In a research paper, Nvidia researchers detailed the new AI tool. The technology was developed in collaboration with The Hebrew University of Jerusalem, Tel Aviv University, and Reichman University. With the new tool, the researchers aimed to solve a prominent issue with AI image generation models – the problem of relocating objects in an image with spatial awareness.

The paper highlights that this particular editing task has remained a bottleneck for AI scientists due to AI models lacking spatial reasoning. Existing visual models can understand the context of an image, but are unable to move objects as they do not understand how a movement in a 2D environment would be perceived spatially.

With DiffUHaul, Nvidia claims this issue can be solved. Based on image diffusion architecture, the tool uses attention masking in the denoising step. This is done to preserve the high-level object appearance. The AI tool uses BlobGEN, a new technique that integrates spatial understanding into the AI tool. Further, new techniques were used to reconstruct real images with the localised model in the designated place.

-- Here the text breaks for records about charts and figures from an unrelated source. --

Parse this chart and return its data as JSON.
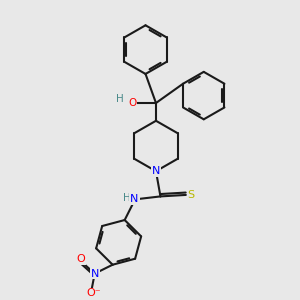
{
  "background_color": "#e8e8e8",
  "bond_color": "#1a1a1a",
  "bond_width": 1.5,
  "atom_colors": {
    "O": "#ff0000",
    "N": "#0000ff",
    "S": "#b8b800",
    "H": "#4a8a8a",
    "C": "#1a1a1a"
  },
  "figsize": [
    3.0,
    3.0
  ],
  "dpi": 100
}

On the front end, users will be able to type a text prompt highlighting the object they want changed and the AI can spatially readjust the object while adjusting the background accordingly. In demonstrations shown by the company, it could not be determined if the AI editing tool can understand the shape changes that come with spatial movement. For instance, if an air-borne balloon is moved to the ground, its shape is also changed. However, the AI might not be able to capture that due to a lack of training.